Knowing nothing of the food for thought he'd given the young couple, and careless of it had he known, Dalziel returned the smile and said, 'Nice to see you too, lass. What fettle? Tha's looking well. Helping young Bowler convalesce must be doing you good.'
Did his eyes twinkle salaciously as he said it? Rye didn't mind if they did, being as indifferent to his speculations as he would have been to hers.
'Yes, he's coming along very nicely. You'll have him back later this week, I gather.'
'That's right. Can't wait, from the look of him. He even popped in for a chat yesterday afternoon, just to get the feel of things. That's what brings me here today, summat he said. Not that I need an excuse to want to see you, but.'
He spoke flirtatiously. He'd decided that there was no way to the subject of her burglary save head on. But like in his rugby-playing days, no harm in a gently distracting shimmer of the hips before you ran straight through the bugger standing in your way.
'He told you about the break-in then’ she said, undistracted.

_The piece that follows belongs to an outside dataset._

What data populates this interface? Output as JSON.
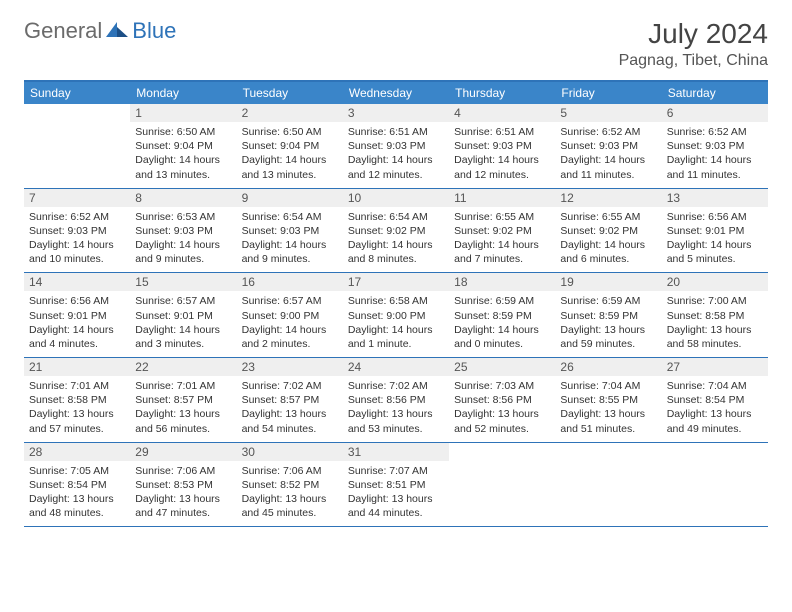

'You don't seem surprised. Didn't you tell him you didn't want to make a thing of it?'
'I heard he'd been asking my neighbours questions. Didn't think it would stop there.'
'You were right. It was his duty to report it in, and he's a good cop,' said Dalziel sternly. Then he added with a grin, 'And likely he also got to thinking if he said nowt, then you got murdered in your bed and he mentioned casually that your place had been turned over a few days back, I'd have sent him to join you.'
'I'm sure you'd have meant it as a kindness. All right. Some idiot got into my flat, left it looking a bit untidy, but nothing damaged and nothing taken. I couldn't see the point of pouring oil on dying embers by letting you lot really mess the place up with fingerprint powder all over the place and God knows what else. I've had enough of questions, statements and creaking bureaucracy in recent times to last me a lifetime!'
'Aye, it's a slow grinding mill, ours, and everyone ends up a bit ground down.'
'Doesn't show on you, Superintendent’ she said.
He laughed and said, 'Nay, I'm part of the machinery. And once I'm set in motion, I've got to clank on till I run down. Any chance of a coffee?'
'Any chance of me saying no? No. Come on through then.'
He went behind the reception desk and followed her into the office.
It was the first time he'd been in here since he'd supervised the search which followed Dick Dee's death. They'd found nothing here or in the man's flat which added much to the case for the Head of Reference being the Wordman, but it hadn't mattered. In retrospect such a long trail of evidence, albeit mainly circumstantial, led to his door that CID had had to field a lot of hostile questioning about how many people had died because they couldn't see what lay under their noses.
Things had changed considerably.
The paintings and photographs of great lexicographers which had darkened the walls had been replaced by some vapid watercolours of Yorkshire beauty spots and the plaster had been given a coat of paint. The furniture too was new, or at least new in here, probably a straight swap with another municipal office organized by someone sensitive enough to guess that Rye might not be too happy to feel that she was sitting on a seat polished by the buttocks of the man who'd tried to kill her.